When we are stressed, our body releases cortisol. To impair the cortisol side effects, we need to train our body to release endorphins. And we can do so by laughing. Laughter is essential!
Cortisol and the stress response have known deteriorating effects on the immune system. High levels of perceived stress and increases in cortisol have been found to lengthen the wound-healing time.
Endorphins contracted their name from endogenous morphine. It is a kind of natural drug. They are released from the pituitary gland in response to pain.
For example, endorphin release is responsible for producing the euphoric state in cases such as runner’s high, sex, orgasm, listening to music, and eating appetizing food such as chocolate. And laughter. It is the healthiest way to make the body produce it. So, the specialists say there are three ways to laugh more.
Laughter can boost health
Make provisions
It’s funny, right? It should be. Like the joke with the guy on the bus laughing by himself. Asked why he is laughing, he answers, “I’m telling myself jokes.” After a time, he stops laughing. Asked why he doesn’t laugh anymore, he replies, “Oh, because I know these!”.
You need to stock things that make evade from stress. Funny videos, funny tv series, joke sites. Oh, and keep close the clown in your group. You shouldn’t try to make him more like you. Maybe you tray becoming a bit more like him. He is on an endorphin spiral, which is way better than the cortisol spiral you experience.

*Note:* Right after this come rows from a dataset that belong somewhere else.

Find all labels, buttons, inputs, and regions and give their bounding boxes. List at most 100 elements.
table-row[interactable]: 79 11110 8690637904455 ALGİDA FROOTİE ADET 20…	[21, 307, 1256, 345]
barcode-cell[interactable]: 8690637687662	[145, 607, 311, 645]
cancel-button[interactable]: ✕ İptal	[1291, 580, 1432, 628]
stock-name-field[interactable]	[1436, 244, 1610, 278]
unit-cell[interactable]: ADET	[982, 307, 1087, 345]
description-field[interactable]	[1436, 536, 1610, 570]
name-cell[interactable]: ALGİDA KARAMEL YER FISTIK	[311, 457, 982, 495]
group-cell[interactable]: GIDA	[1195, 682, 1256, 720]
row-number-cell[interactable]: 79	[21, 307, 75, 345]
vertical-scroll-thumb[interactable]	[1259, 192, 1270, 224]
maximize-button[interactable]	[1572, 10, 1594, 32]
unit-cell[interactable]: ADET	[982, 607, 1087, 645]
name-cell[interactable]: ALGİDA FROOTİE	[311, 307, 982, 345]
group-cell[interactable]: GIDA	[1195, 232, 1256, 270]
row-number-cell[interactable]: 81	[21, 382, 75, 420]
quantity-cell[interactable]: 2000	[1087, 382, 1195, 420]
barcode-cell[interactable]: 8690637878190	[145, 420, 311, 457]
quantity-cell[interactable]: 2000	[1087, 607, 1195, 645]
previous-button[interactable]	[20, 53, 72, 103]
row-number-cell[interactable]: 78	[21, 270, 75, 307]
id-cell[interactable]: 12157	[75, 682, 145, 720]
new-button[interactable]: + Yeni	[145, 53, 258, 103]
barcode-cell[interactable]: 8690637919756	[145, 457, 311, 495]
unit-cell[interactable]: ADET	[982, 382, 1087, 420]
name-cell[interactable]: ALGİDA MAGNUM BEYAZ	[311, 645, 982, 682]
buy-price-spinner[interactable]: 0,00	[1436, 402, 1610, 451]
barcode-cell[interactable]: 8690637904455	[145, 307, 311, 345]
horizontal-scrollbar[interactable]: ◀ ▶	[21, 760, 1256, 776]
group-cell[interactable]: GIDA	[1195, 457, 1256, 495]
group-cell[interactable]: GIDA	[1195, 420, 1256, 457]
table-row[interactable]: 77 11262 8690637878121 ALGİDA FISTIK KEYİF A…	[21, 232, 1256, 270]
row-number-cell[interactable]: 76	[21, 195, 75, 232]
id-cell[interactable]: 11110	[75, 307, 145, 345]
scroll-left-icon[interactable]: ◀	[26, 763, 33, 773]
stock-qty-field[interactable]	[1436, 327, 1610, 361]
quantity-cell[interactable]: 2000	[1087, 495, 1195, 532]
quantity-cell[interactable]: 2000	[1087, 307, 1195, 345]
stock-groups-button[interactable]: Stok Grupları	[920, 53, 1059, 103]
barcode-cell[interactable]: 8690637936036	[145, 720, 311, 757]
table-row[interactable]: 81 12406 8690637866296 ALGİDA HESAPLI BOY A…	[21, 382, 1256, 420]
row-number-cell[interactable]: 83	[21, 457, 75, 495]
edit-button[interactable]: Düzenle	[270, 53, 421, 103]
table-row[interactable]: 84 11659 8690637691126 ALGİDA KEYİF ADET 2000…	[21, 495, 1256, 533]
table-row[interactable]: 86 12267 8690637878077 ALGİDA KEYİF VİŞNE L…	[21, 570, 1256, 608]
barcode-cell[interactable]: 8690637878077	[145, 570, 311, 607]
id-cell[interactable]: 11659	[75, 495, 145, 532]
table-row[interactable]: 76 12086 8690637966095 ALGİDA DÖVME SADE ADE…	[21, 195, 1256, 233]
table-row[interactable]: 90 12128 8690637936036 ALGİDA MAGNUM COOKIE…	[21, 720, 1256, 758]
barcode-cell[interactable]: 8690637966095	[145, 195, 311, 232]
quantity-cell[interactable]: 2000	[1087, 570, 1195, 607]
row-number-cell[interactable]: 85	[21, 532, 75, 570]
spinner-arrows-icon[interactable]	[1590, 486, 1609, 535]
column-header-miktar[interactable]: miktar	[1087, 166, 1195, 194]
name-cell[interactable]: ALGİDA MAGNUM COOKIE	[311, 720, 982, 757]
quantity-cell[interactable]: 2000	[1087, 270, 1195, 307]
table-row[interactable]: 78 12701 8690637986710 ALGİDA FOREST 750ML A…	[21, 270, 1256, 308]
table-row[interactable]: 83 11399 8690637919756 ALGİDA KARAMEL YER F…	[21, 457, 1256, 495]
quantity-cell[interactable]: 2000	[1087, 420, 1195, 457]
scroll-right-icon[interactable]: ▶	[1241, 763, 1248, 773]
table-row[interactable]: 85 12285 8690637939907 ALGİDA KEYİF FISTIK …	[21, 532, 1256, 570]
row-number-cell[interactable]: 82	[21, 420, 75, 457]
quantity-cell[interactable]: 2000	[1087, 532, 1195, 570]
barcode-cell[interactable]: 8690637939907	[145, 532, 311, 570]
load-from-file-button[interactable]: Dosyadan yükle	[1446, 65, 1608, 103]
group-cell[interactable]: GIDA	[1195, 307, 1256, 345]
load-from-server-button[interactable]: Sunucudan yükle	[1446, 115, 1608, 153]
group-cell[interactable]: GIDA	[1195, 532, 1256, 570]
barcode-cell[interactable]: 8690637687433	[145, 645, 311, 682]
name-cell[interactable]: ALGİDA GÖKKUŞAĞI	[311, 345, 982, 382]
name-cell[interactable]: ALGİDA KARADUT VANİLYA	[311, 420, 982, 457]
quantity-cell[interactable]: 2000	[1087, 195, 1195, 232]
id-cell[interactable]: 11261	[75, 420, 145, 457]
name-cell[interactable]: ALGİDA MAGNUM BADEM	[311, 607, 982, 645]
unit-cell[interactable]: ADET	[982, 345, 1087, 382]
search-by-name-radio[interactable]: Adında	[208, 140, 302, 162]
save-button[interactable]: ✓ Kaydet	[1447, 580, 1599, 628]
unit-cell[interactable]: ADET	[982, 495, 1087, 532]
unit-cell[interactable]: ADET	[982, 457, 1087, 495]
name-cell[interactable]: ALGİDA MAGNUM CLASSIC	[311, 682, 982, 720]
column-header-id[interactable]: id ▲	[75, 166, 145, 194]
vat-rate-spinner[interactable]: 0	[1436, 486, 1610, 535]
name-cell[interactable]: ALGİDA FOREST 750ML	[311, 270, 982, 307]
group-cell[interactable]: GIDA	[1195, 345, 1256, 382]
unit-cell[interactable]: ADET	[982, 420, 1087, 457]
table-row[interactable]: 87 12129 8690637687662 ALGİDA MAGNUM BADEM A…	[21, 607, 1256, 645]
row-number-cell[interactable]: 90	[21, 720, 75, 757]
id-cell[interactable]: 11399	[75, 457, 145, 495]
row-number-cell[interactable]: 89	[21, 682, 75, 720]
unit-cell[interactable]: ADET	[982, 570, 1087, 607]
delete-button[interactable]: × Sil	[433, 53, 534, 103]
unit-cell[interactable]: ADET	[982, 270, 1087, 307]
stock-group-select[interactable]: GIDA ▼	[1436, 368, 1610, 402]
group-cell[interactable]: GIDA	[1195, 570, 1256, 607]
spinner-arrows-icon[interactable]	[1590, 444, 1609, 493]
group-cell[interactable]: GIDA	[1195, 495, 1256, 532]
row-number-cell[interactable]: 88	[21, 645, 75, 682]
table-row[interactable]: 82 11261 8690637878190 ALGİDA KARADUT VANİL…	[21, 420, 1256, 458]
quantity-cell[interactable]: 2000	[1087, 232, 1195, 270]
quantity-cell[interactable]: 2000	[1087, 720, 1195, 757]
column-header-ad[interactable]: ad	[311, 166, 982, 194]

Follow your taste and train it
It might seem foolish: how can one train laughter? Well, laughing is not such a natural process. It is a reaction triggered by an exterior event. It might feel natural, but it is very particular. It is the result of intrinsic emotional education.
What makes an event funny for some and lame for the others? The particularities of the receptor. To some extension, laughter can also be a coping mechanism. When reality is hard to bear, one might find relief by laughing at it. And it’s better than raging at it.
So, to start training, we need to find out what kind of humor triggers our endorphins and go with it. We don’t require approval, and we don’t need everyone else to laugh just because we do. It’s like falling in love. We don’t want everybody to fall for the one we love. We might want them to like him/her, but we shouldn’t need it. We should trust our own humor and let it be.
Don’t hold it back
Run from judgmental people. Especially if that’s you, the one being judgmental! Rewire your pattern if you are the one thinking about the others, they are shallow or even untrustworthy just because they laugh. Search yourself and see if you don’t believe that about yourself too. Because that is just sad. And stressful for your cortisol-endorphin balance. It is an inadequate coping mechanism because you feel laughter being dangerous.
A situation must be treated seriously, you might think. But too severe triggers splashes of paranoia also. And it’s all because of the cortisol. See the laughter power of rising above a situation. You might find that the situation is not that bad, and you might see the way out of it laughing.